EURO 2016 D Grubu maçında Türkiye'nin İspanya'ya 3-0 yenildiği maç sonrası eleştirilerin hedefinde olan teknik direktör Fatih Terim'in eski öğrencisi Pirlo'nun, kitabında tecrübeli teknik direktörü yerden yere vurduğu ortaya çıktı.
Pirlo kaleme aldığı kitabında "Terim'in taktik bilgisinin yetersizliğini ve tüm oyun planının takımı bağıra çağıra motive ederek, sahada iyi bir sonuç almamızı ümit etmek olduğunu anlamamız çok uzun bir süre almadı... " dedi.
Türkiye'nin İspanya'ya 3-0 yenildiği maç sonrası sosyal medyada büyük bir kitle, yenilginin faturasını Fatih Terim'e kesmişti.
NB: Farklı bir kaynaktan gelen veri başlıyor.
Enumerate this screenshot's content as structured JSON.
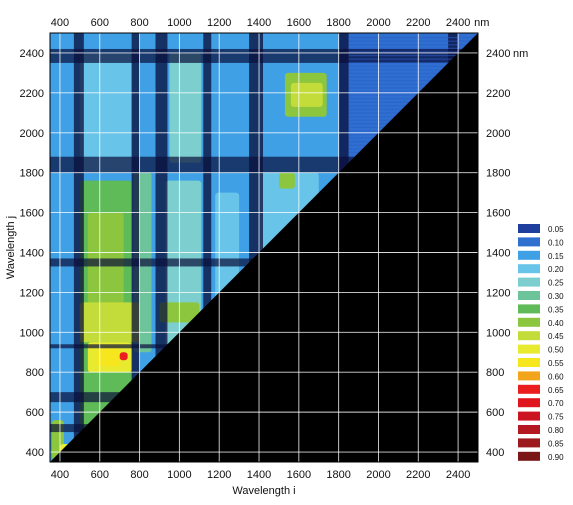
{
  "chart_data": {
    "type": "heatmap",
    "title": "",
    "xlabel": "Wavelength i",
    "ylabel": "Wavelength j",
    "unit": "nm",
    "x_ticks": [
      400,
      600,
      800,
      1000,
      1200,
      1400,
      1600,
      1800,
      2000,
      2200,
      2400
    ],
    "y_ticks": [
      400,
      600,
      800,
      1000,
      1200,
      1400,
      1600,
      1800,
      2000,
      2200,
      2400
    ],
    "xlim": [
      350,
      2500
    ],
    "ylim": [
      350,
      2500
    ],
    "grid": true,
    "masked_region": "lower-right triangle (j < i) shown in black",
    "legend_placement": "right",
    "legend": [
      {
        "value": "0.05",
        "color": "#1e3f9e"
      },
      {
        "value": "0.10",
        "color": "#2f6fd0"
      },
      {
        "value": "0.15",
        "color": "#3fa0e6"
      },
      {
        "value": "0.20",
        "color": "#68c4e8"
      },
      {
        "value": "0.25",
        "color": "#7dcfcf"
      },
      {
        "value": "0.30",
        "color": "#6ec49a"
      },
      {
        "value": "0.35",
        "color": "#5fba58"
      },
      {
        "value": "0.40",
        "color": "#8cc63e"
      },
      {
        "value": "0.45",
        "color": "#c4dc3a"
      },
      {
        "value": "0.50",
        "color": "#e8ea30"
      },
      {
        "value": "0.55",
        "color": "#f6e61e"
      },
      {
        "value": "0.60",
        "color": "#f2a51a"
      },
      {
        "value": "0.65",
        "color": "#ea1e1e"
      },
      {
        "value": "0.70",
        "color": "#e0161e"
      },
      {
        "value": "0.75",
        "color": "#cc1420"
      },
      {
        "value": "0.80",
        "color": "#b41820"
      },
      {
        "value": "0.85",
        "color": "#9c1a1e"
      },
      {
        "value": "0.90",
        "color": "#7a1616"
      }
    ],
    "regions": [
      {
        "x": [
          350,
          2500
        ],
        "y": [
          350,
          2500
        ],
        "value": 0.1
      },
      {
        "x": [
          350,
          1850
        ],
        "y": [
          350,
          1800
        ],
        "value": 0.15
      },
      {
        "x": [
          350,
          1800
        ],
        "y": [
          1800,
          2500
        ],
        "value": 0.15
      },
      {
        "x": [
          500,
          760
        ],
        "y": [
          1800,
          2400
        ],
        "value": 0.2
      },
      {
        "x": [
          950,
          1110
        ],
        "y": [
          1850,
          2400
        ],
        "value": 0.25
      },
      {
        "x": [
          1530,
          1740
        ],
        "y": [
          2080,
          2300
        ],
        "value": 0.4
      },
      {
        "x": [
          1560,
          1720
        ],
        "y": [
          2130,
          2250
        ],
        "value": 0.45
      },
      {
        "x": [
          500,
          760
        ],
        "y": [
          350,
          1760
        ],
        "value": 0.35
      },
      {
        "x": [
          540,
          720
        ],
        "y": [
          1100,
          1600
        ],
        "value": 0.4
      },
      {
        "x": [
          770,
          860
        ],
        "y": [
          900,
          1800
        ],
        "value": 0.3
      },
      {
        "x": [
          930,
          1110
        ],
        "y": [
          900,
          1760
        ],
        "value": 0.25
      },
      {
        "x": [
          1180,
          1300
        ],
        "y": [
          1000,
          1700
        ],
        "value": 0.2
      },
      {
        "x": [
          1400,
          1700
        ],
        "y": [
          1400,
          1800
        ],
        "value": 0.2
      },
      {
        "x": [
          1500,
          1580
        ],
        "y": [
          1720,
          1800
        ],
        "value": 0.4
      },
      {
        "x": [
          500,
          800
        ],
        "y": [
          950,
          1150
        ],
        "value": 0.45
      },
      {
        "x": [
          540,
          760
        ],
        "y": [
          800,
          950
        ],
        "value": 0.5
      },
      {
        "x": [
          590,
          700
        ],
        "y": [
          830,
          920
        ],
        "value": 0.55
      },
      {
        "x": [
          700,
          740
        ],
        "y": [
          860,
          900
        ],
        "value": 0.65
      },
      {
        "x": [
          360,
          420
        ],
        "y": [
          360,
          560
        ],
        "value": 0.4
      },
      {
        "x": [
          400,
          460
        ],
        "y": [
          360,
          440
        ],
        "value": 0.5
      },
      {
        "x": [
          900,
          1100
        ],
        "y": [
          1050,
          1150
        ],
        "value": 0.4
      }
    ],
    "dark_bands_x": [
      [
        470,
        520
      ],
      [
        760,
        800
      ],
      [
        880,
        940
      ],
      [
        1120,
        1160
      ],
      [
        1350,
        1420
      ],
      [
        1800,
        1850
      ],
      [
        2350,
        2400
      ]
    ],
    "dark_bands_y": [
      [
        1800,
        1880
      ],
      [
        2350,
        2420
      ],
      [
        1330,
        1370
      ],
      [
        920,
        940
      ],
      [
        650,
        700
      ],
      [
        500,
        540
      ]
    ]
  }
}
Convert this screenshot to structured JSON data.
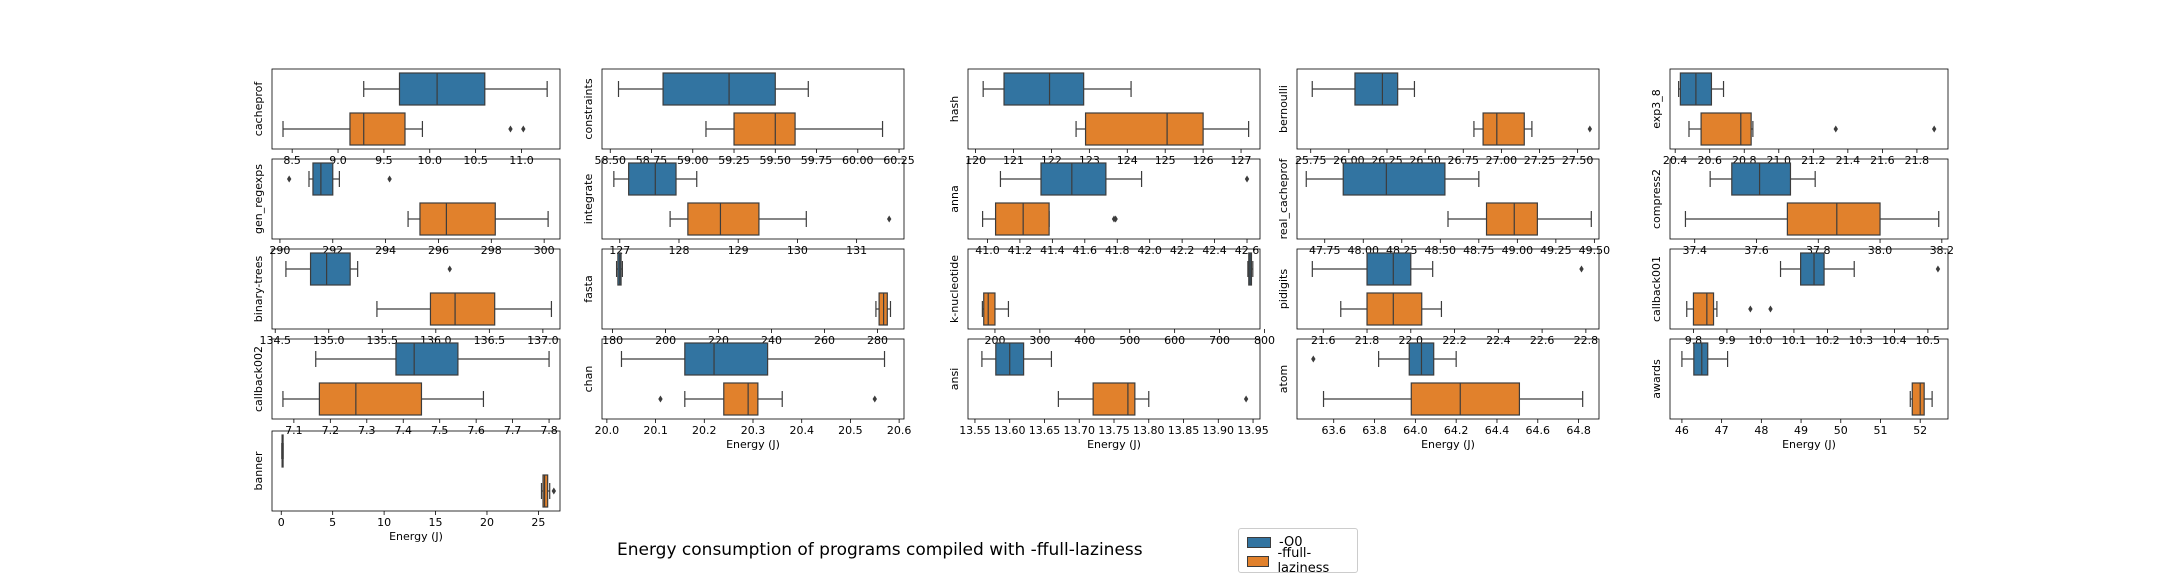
{
  "figure": {
    "title": "Energy consumption of programs compiled with -ffull-laziness",
    "legend": [
      {
        "label": "-O0",
        "color": "#3274a1"
      },
      {
        "label": "-ffull-laziness",
        "color": "#e1812c"
      }
    ]
  },
  "chart_data": [
    {
      "type": "boxplot",
      "ylabel": "cacheprof",
      "xlabel": "",
      "xlim": [
        8.28,
        11.42
      ],
      "ticks": [
        8.5,
        9.0,
        9.5,
        10.0,
        10.5,
        11.0
      ],
      "tick_labels": [
        "8.5",
        "9.0",
        "9.5",
        "10.0",
        "10.5",
        "11.0"
      ],
      "series": [
        {
          "name": "-O0",
          "whislo": 9.28,
          "q1": 9.67,
          "med": 10.08,
          "q3": 10.6,
          "whishi": 11.28,
          "fliers": []
        },
        {
          "name": "-ffull-laziness",
          "whislo": 8.4,
          "q1": 9.13,
          "med": 9.28,
          "q3": 9.73,
          "whishi": 9.92,
          "fliers": [
            10.88,
            11.02
          ]
        }
      ]
    },
    {
      "type": "boxplot",
      "ylabel": "constraints",
      "xlabel": "",
      "xlim": [
        58.45,
        60.28
      ],
      "ticks": [
        58.5,
        58.75,
        59.0,
        59.25,
        59.5,
        59.75,
        60.0,
        60.25
      ],
      "tick_labels": [
        "58.50",
        "58.75",
        "59.00",
        "59.25",
        "59.50",
        "59.75",
        "60.00",
        "60.25"
      ],
      "series": [
        {
          "name": "-O0",
          "whislo": 58.55,
          "q1": 58.82,
          "med": 59.22,
          "q3": 59.5,
          "whishi": 59.7,
          "fliers": []
        },
        {
          "name": "-ffull-laziness",
          "whislo": 59.08,
          "q1": 59.25,
          "med": 59.5,
          "q3": 59.62,
          "whishi": 60.15,
          "fliers": []
        }
      ]
    },
    {
      "type": "boxplot",
      "ylabel": "hash",
      "xlabel": "",
      "xlim": [
        119.8,
        127.5
      ],
      "ticks": [
        120,
        121,
        122,
        123,
        124,
        125,
        126,
        127
      ],
      "tick_labels": [
        "120",
        "121",
        "122",
        "123",
        "124",
        "125",
        "126",
        "127"
      ],
      "series": [
        {
          "name": "-O0",
          "whislo": 120.2,
          "q1": 120.75,
          "med": 121.95,
          "q3": 122.85,
          "whishi": 124.1,
          "fliers": []
        },
        {
          "name": "-ffull-laziness",
          "whislo": 122.65,
          "q1": 122.9,
          "med": 125.05,
          "q3": 126.0,
          "whishi": 127.2,
          "fliers": []
        }
      ]
    },
    {
      "type": "boxplot",
      "ylabel": "bernoulli",
      "xlabel": "",
      "xlim": [
        25.66,
        27.64
      ],
      "ticks": [
        25.75,
        26.0,
        26.25,
        26.5,
        26.75,
        27.0,
        27.25,
        27.5
      ],
      "tick_labels": [
        "25.75",
        "26.00",
        "26.25",
        "26.50",
        "26.75",
        "27.00",
        "27.25",
        "27.50"
      ],
      "series": [
        {
          "name": "-O0",
          "whislo": 25.76,
          "q1": 26.04,
          "med": 26.22,
          "q3": 26.32,
          "whishi": 26.43,
          "fliers": []
        },
        {
          "name": "-ffull-laziness",
          "whislo": 26.82,
          "q1": 26.88,
          "med": 26.97,
          "q3": 27.15,
          "whishi": 27.2,
          "fliers": [
            27.58
          ]
        }
      ]
    },
    {
      "type": "boxplot",
      "ylabel": "exp3_8",
      "xlabel": "",
      "xlim": [
        20.37,
        21.98
      ],
      "ticks": [
        20.4,
        20.6,
        20.8,
        21.0,
        21.2,
        21.4,
        21.6,
        21.8
      ],
      "tick_labels": [
        "20.4",
        "20.6",
        "20.8",
        "21.0",
        "21.2",
        "21.4",
        "21.6",
        "21.8"
      ],
      "series": [
        {
          "name": "-O0",
          "whislo": 20.42,
          "q1": 20.43,
          "med": 20.52,
          "q3": 20.61,
          "whishi": 20.68,
          "fliers": []
        },
        {
          "name": "-ffull-laziness",
          "whislo": 20.48,
          "q1": 20.55,
          "med": 20.78,
          "q3": 20.84,
          "whishi": 20.85,
          "fliers": [
            21.33,
            21.9
          ]
        }
      ]
    },
    {
      "type": "boxplot",
      "ylabel": "gen_regexps",
      "xlabel": "",
      "xlim": [
        289.7,
        300.6
      ],
      "ticks": [
        290,
        292,
        294,
        296,
        298,
        300
      ],
      "tick_labels": [
        "290",
        "292",
        "294",
        "296",
        "298",
        "300"
      ],
      "series": [
        {
          "name": "-O0",
          "whislo": 291.1,
          "q1": 291.25,
          "med": 291.55,
          "q3": 292.0,
          "whishi": 292.25,
          "fliers": [
            290.35,
            294.15
          ]
        },
        {
          "name": "-ffull-laziness",
          "whislo": 294.85,
          "q1": 295.3,
          "med": 296.3,
          "q3": 298.15,
          "whishi": 300.15,
          "fliers": []
        }
      ]
    },
    {
      "type": "boxplot",
      "ylabel": "integrate",
      "xlabel": "",
      "xlim": [
        126.7,
        131.8
      ],
      "ticks": [
        127,
        128,
        129,
        130,
        131
      ],
      "tick_labels": [
        "127",
        "128",
        "129",
        "130",
        "131"
      ],
      "series": [
        {
          "name": "-O0",
          "whislo": 126.9,
          "q1": 127.15,
          "med": 127.6,
          "q3": 127.95,
          "whishi": 128.3,
          "fliers": []
        },
        {
          "name": "-ffull-laziness",
          "whislo": 127.85,
          "q1": 128.15,
          "med": 128.7,
          "q3": 129.35,
          "whishi": 130.15,
          "fliers": [
            131.55
          ]
        }
      ]
    },
    {
      "type": "boxplot",
      "ylabel": "anna",
      "xlabel": "",
      "xlim": [
        40.88,
        42.68
      ],
      "ticks": [
        41.0,
        41.2,
        41.4,
        41.6,
        41.8,
        42.0,
        42.2,
        42.4,
        42.6
      ],
      "tick_labels": [
        "41.0",
        "41.2",
        "41.4",
        "41.6",
        "41.8",
        "42.0",
        "42.2",
        "42.4",
        "42.6"
      ],
      "series": [
        {
          "name": "-O0",
          "whislo": 41.08,
          "q1": 41.33,
          "med": 41.52,
          "q3": 41.73,
          "whishi": 41.95,
          "fliers": [
            42.6
          ]
        },
        {
          "name": "-ffull-laziness",
          "whislo": 40.97,
          "q1": 41.05,
          "med": 41.22,
          "q3": 41.38,
          "whishi": 41.38,
          "fliers": [
            41.78,
            41.79
          ]
        }
      ]
    },
    {
      "type": "boxplot",
      "ylabel": "real_cacheprof",
      "xlabel": "",
      "xlim": [
        47.57,
        49.53
      ],
      "ticks": [
        47.75,
        48.0,
        48.25,
        48.5,
        48.75,
        49.0,
        49.25,
        49.5
      ],
      "tick_labels": [
        "47.75",
        "48.00",
        "48.25",
        "48.50",
        "48.75",
        "49.00",
        "49.25",
        "49.50"
      ],
      "series": [
        {
          "name": "-O0",
          "whislo": 47.63,
          "q1": 47.87,
          "med": 48.15,
          "q3": 48.53,
          "whishi": 48.75,
          "fliers": []
        },
        {
          "name": "-ffull-laziness",
          "whislo": 48.55,
          "q1": 48.8,
          "med": 48.98,
          "q3": 49.13,
          "whishi": 49.48,
          "fliers": []
        }
      ]
    },
    {
      "type": "boxplot",
      "ylabel": "compress2",
      "xlabel": "",
      "xlim": [
        37.32,
        38.22
      ],
      "ticks": [
        37.4,
        37.6,
        37.8,
        38.0,
        38.2
      ],
      "tick_labels": [
        "37.4",
        "37.6",
        "37.8",
        "38.0",
        "38.2"
      ],
      "series": [
        {
          "name": "-O0",
          "whislo": 37.45,
          "q1": 37.52,
          "med": 37.61,
          "q3": 37.71,
          "whishi": 37.79,
          "fliers": []
        },
        {
          "name": "-ffull-laziness",
          "whislo": 37.37,
          "q1": 37.7,
          "med": 37.86,
          "q3": 38.0,
          "whishi": 38.19,
          "fliers": []
        }
      ]
    },
    {
      "type": "boxplot",
      "ylabel": "binary-trees",
      "xlabel": "",
      "xlim": [
        134.47,
        137.16
      ],
      "ticks": [
        134.5,
        135.0,
        135.5,
        136.0,
        136.5,
        137.0
      ],
      "tick_labels": [
        "134.5",
        "135.0",
        "135.5",
        "136.0",
        "136.5",
        "137.0"
      ],
      "series": [
        {
          "name": "-O0",
          "whislo": 134.6,
          "q1": 134.83,
          "med": 134.98,
          "q3": 135.2,
          "whishi": 135.27,
          "fliers": [
            136.13
          ]
        },
        {
          "name": "-ffull-laziness",
          "whislo": 135.45,
          "q1": 135.95,
          "med": 136.18,
          "q3": 136.55,
          "whishi": 137.08,
          "fliers": []
        }
      ]
    },
    {
      "type": "boxplot",
      "ylabel": "fasta",
      "xlabel": "",
      "xlim": [
        176,
        290
      ],
      "ticks": [
        180,
        200,
        220,
        240,
        260,
        280
      ],
      "tick_labels": [
        "180",
        "200",
        "220",
        "240",
        "260",
        "280"
      ],
      "series": [
        {
          "name": "-O0",
          "whislo": 181.5,
          "q1": 182,
          "med": 182.7,
          "q3": 183.2,
          "whishi": 183.7,
          "fliers": []
        },
        {
          "name": "-ffull-laziness",
          "whislo": 279.4,
          "q1": 280.6,
          "med": 282.3,
          "q3": 283.7,
          "whishi": 284.9,
          "fliers": []
        }
      ]
    },
    {
      "type": "boxplot",
      "ylabel": "k-nucleotide",
      "xlabel": "",
      "xlim": [
        140,
        790
      ],
      "ticks": [
        200,
        300,
        400,
        500,
        600,
        700,
        800
      ],
      "tick_labels": [
        "200",
        "300",
        "400",
        "500",
        "600",
        "700",
        "800"
      ],
      "series": [
        {
          "name": "-O0",
          "whislo": 763,
          "q1": 765,
          "med": 768,
          "q3": 771,
          "whishi": 774,
          "fliers": []
        },
        {
          "name": "-ffull-laziness",
          "whislo": 172,
          "q1": 175,
          "med": 185,
          "q3": 200,
          "whishi": 230,
          "fliers": []
        }
      ]
    },
    {
      "type": "boxplot",
      "ylabel": "pidigits",
      "xlabel": "",
      "xlim": [
        21.48,
        22.86
      ],
      "ticks": [
        21.6,
        21.8,
        22.0,
        22.2,
        22.4,
        22.6,
        22.8
      ],
      "tick_labels": [
        "21.6",
        "21.8",
        "22.0",
        "22.2",
        "22.4",
        "22.6",
        "22.8"
      ],
      "series": [
        {
          "name": "-O0",
          "whislo": 21.55,
          "q1": 21.8,
          "med": 21.92,
          "q3": 22.0,
          "whishi": 22.1,
          "fliers": [
            22.78
          ]
        },
        {
          "name": "-ffull-laziness",
          "whislo": 21.68,
          "q1": 21.8,
          "med": 21.92,
          "q3": 22.05,
          "whishi": 22.14,
          "fliers": []
        }
      ]
    },
    {
      "type": "boxplot",
      "ylabel": "callback001",
      "xlabel": "",
      "xlim": [
        9.73,
        10.56
      ],
      "ticks": [
        9.8,
        9.9,
        10.0,
        10.1,
        10.2,
        10.3,
        10.4,
        10.5
      ],
      "tick_labels": [
        "9.8",
        "9.9",
        "10.0",
        "10.1",
        "10.2",
        "10.3",
        "10.4",
        "10.5"
      ],
      "series": [
        {
          "name": "-O0",
          "whislo": 10.06,
          "q1": 10.12,
          "med": 10.16,
          "q3": 10.19,
          "whishi": 10.28,
          "fliers": [
            10.53
          ]
        },
        {
          "name": "-ffull-laziness",
          "whislo": 9.78,
          "q1": 9.8,
          "med": 9.84,
          "q3": 9.86,
          "whishi": 9.87,
          "fliers": [
            9.97,
            10.03
          ]
        }
      ]
    },
    {
      "type": "boxplot",
      "ylabel": "callback002",
      "xlabel": "",
      "xlim": [
        7.04,
        7.83
      ],
      "ticks": [
        7.1,
        7.2,
        7.3,
        7.4,
        7.5,
        7.6,
        7.7,
        7.8
      ],
      "tick_labels": [
        "7.1",
        "7.2",
        "7.3",
        "7.4",
        "7.5",
        "7.6",
        "7.7",
        "7.8"
      ],
      "series": [
        {
          "name": "-O0",
          "whislo": 7.16,
          "q1": 7.38,
          "med": 7.43,
          "q3": 7.55,
          "whishi": 7.8,
          "fliers": []
        },
        {
          "name": "-ffull-laziness",
          "whislo": 7.07,
          "q1": 7.17,
          "med": 7.27,
          "q3": 7.45,
          "whishi": 7.62,
          "fliers": []
        }
      ]
    },
    {
      "type": "boxplot",
      "ylabel": "chan",
      "xlabel": "Energy (J)",
      "xlim": [
        19.99,
        20.61
      ],
      "ticks": [
        20.0,
        20.1,
        20.2,
        20.3,
        20.4,
        20.5,
        20.6
      ],
      "tick_labels": [
        "20.0",
        "20.1",
        "20.2",
        "20.3",
        "20.4",
        "20.5",
        "20.6"
      ],
      "series": [
        {
          "name": "-O0",
          "whislo": 20.03,
          "q1": 20.16,
          "med": 20.22,
          "q3": 20.33,
          "whishi": 20.57,
          "fliers": []
        },
        {
          "name": "-ffull-laziness",
          "whislo": 20.16,
          "q1": 20.24,
          "med": 20.29,
          "q3": 20.31,
          "whishi": 20.36,
          "fliers": [
            20.11,
            20.55
          ]
        }
      ]
    },
    {
      "type": "boxplot",
      "ylabel": "ansi",
      "xlabel": "Energy (J)",
      "xlim": [
        13.54,
        13.96
      ],
      "ticks": [
        13.55,
        13.6,
        13.65,
        13.7,
        13.75,
        13.8,
        13.85,
        13.9,
        13.95
      ],
      "tick_labels": [
        "13.55",
        "13.60",
        "13.65",
        "13.70",
        "13.75",
        "13.80",
        "13.85",
        "13.90",
        "13.95"
      ],
      "series": [
        {
          "name": "-O0",
          "whislo": 13.56,
          "q1": 13.58,
          "med": 13.6,
          "q3": 13.62,
          "whishi": 13.66,
          "fliers": []
        },
        {
          "name": "-ffull-laziness",
          "whislo": 13.67,
          "q1": 13.72,
          "med": 13.77,
          "q3": 13.78,
          "whishi": 13.8,
          "fliers": [
            13.94
          ]
        }
      ]
    },
    {
      "type": "boxplot",
      "ylabel": "atom",
      "xlabel": "Energy (J)",
      "xlim": [
        63.42,
        64.9
      ],
      "ticks": [
        63.6,
        63.8,
        64.0,
        64.2,
        64.4,
        64.6,
        64.8
      ],
      "tick_labels": [
        "63.6",
        "63.8",
        "64.0",
        "64.2",
        "64.4",
        "64.6",
        "64.8"
      ],
      "series": [
        {
          "name": "-O0",
          "whislo": 63.82,
          "q1": 63.97,
          "med": 64.03,
          "q3": 64.09,
          "whishi": 64.2,
          "fliers": [
            63.5
          ]
        },
        {
          "name": "-ffull-laziness",
          "whislo": 63.55,
          "q1": 63.98,
          "med": 64.22,
          "q3": 64.51,
          "whishi": 64.82,
          "fliers": []
        }
      ]
    },
    {
      "type": "boxplot",
      "ylabel": "awards",
      "xlabel": "Energy (J)",
      "xlim": [
        45.7,
        52.7
      ],
      "ticks": [
        46,
        47,
        48,
        49,
        50,
        51,
        52
      ],
      "tick_labels": [
        "46",
        "47",
        "48",
        "49",
        "50",
        "51",
        "52"
      ],
      "series": [
        {
          "name": "-O0",
          "whislo": 46.0,
          "q1": 46.3,
          "med": 46.5,
          "q3": 46.65,
          "whishi": 47.15,
          "fliers": []
        },
        {
          "name": "-ffull-laziness",
          "whislo": 51.75,
          "q1": 51.8,
          "med": 52.0,
          "q3": 52.1,
          "whishi": 52.3,
          "fliers": []
        }
      ]
    },
    {
      "type": "boxplot",
      "ylabel": "banner",
      "xlabel": "Energy (J)",
      "xlim": [
        -0.9,
        27.1
      ],
      "ticks": [
        0,
        5,
        10,
        15,
        20,
        25
      ],
      "tick_labels": [
        "0",
        "5",
        "10",
        "15",
        "20",
        "25"
      ],
      "series": [
        {
          "name": "-O0",
          "whislo": 0.05,
          "q1": 0.08,
          "med": 0.12,
          "q3": 0.15,
          "whishi": 0.18,
          "fliers": []
        },
        {
          "name": "-ffull-laziness",
          "whislo": 25.3,
          "q1": 25.45,
          "med": 25.6,
          "q3": 25.9,
          "whishi": 26.1,
          "fliers": [
            26.5
          ]
        }
      ]
    }
  ]
}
Birçok kişi Fatih Terim'in herhangi bir taktik uygulamasının olmadığını iddia etmişti.
Galatasaray ile UEFA Kupası'nı aldıktan sonra 2001 yılında Milan'ın teknik direktörlüğünü yapan Fatih Terim'in, burada çalıştığı önemli futbolculardan biri olan İtalyan efsane futbolcu Andrea Pirlo'nun, kitabında Terim için kaleme aldığı satırlar, son eleştirilerden sonra tekrar gündeme geldi.
Andrea Pirlo, çıkardığı "I Think Therefore I Play" adlı bir kitabında birçok tanıdık isimden bahsetti.
"TAKTİKSEL BİLGİSİZLİK"
Fatih Terim'in Milan'ı çalıştırdığı döneme de yer veren Andrea Pirlo, Terim'i "taktiksel bilgisizlik" ile suçladı.
"BİRİ BİZİ GÖZETLİYOR"U İZLEMEK İÇİN ERKENDEN AYRILIRDI
Fatih Terim'in pek kurallara uymadığını söyleyen Pirlo, "aktivitelere kravat takmadan gelebiliyor; sonra bu aktivitelerden, evinde "biri bizi gözetliyor" seyretmek için kimseye haber vermeden erkenden ayrılıp, Galliani'yi masasında tek başına bırakıyordu. Kendisini tesislerde John Travolta gibi garip, cafcaflı ve renkli kıyafetler giyerken görüyorduk." ifadelerini kullandı.
TAKTİK TOPLANTILARI TAM BİR KAOSTU
Göreve başladığı ilk günlerde yaptığı takım toplantılarını da anlatan Pirlo şunları yazmıştı:
"Terim eline bir tebeşir alıp taktik tahtasına 11 daire çizerdi. Tahtadaki her daire sahaya çıkacak bir oyuncuyu temsil ederdi. Ancak konuşmanın ortasında taktik tahtası çizdiği oklardan ve karalamalardan öyle bir hale gelirdi ki; hangi dairenin kimi işaret ettiğini anlamak imkansızlaşırdı. Taktik tahtası, oyuncuları ve mevkileri birbirinden ayırmanın mümkün olmadığı karmakarşılık bir hal alırdı. Kısacası tam bir kaos... Sadece kalecinin kendi pozisyonundan emin olabildiği bir kaos...
SAHADA 4 FORVET VE YALNIZCA 2 DEFANS
Toplantı sırasında bir daireyi işaret edip, "Costacurta, tam burada olman gerekiyor" diye konuşmaya başlardı. Bir gün dayanamayıp, "Ama patron, o gösterdiğin dairenin biraz önce benim olduğunu söyledin, Costacurta değil ki" demek zorunda hissettim.
İşin daha da kötüsü konuşma ilerledikçe defans bölgesindeki dairelerle, forvettekileri karıştırmaya başlardı. Artık öyle bir hal almıştı ki, kendi aramızda acaba bunu Berlusconi'nin gizli rüyası olan 2-4-4 taktiğini gerçekleştirmek için bilerek mi yapıyor diye şakalaşmaya başlamıştık.
TERİM'İN TAKTİK BİLGİSİNİN YETERSİZLİĞİNİ ANLAMAMIZ ÇOK UZUN BİR SÜRE ALMADI
Ancak şaka bir yana, Terim'in taktik bilgisinin yetersizliğini ve tüm oyun planının takımı bağıra çağıra motive ederek, sahada iyi bir sonuç almamızı ümit etmek olduğunu anlamamız çok uzun bir süre almadı... Belki böyle bir plan başka yerlerde geçerli olabilirdi, ancak Milan'da işlemezdi. işlemedi de, Milan'da uzun süreli görev alabilmek için bundan çok daha fazlasına ihtiyaç vardı."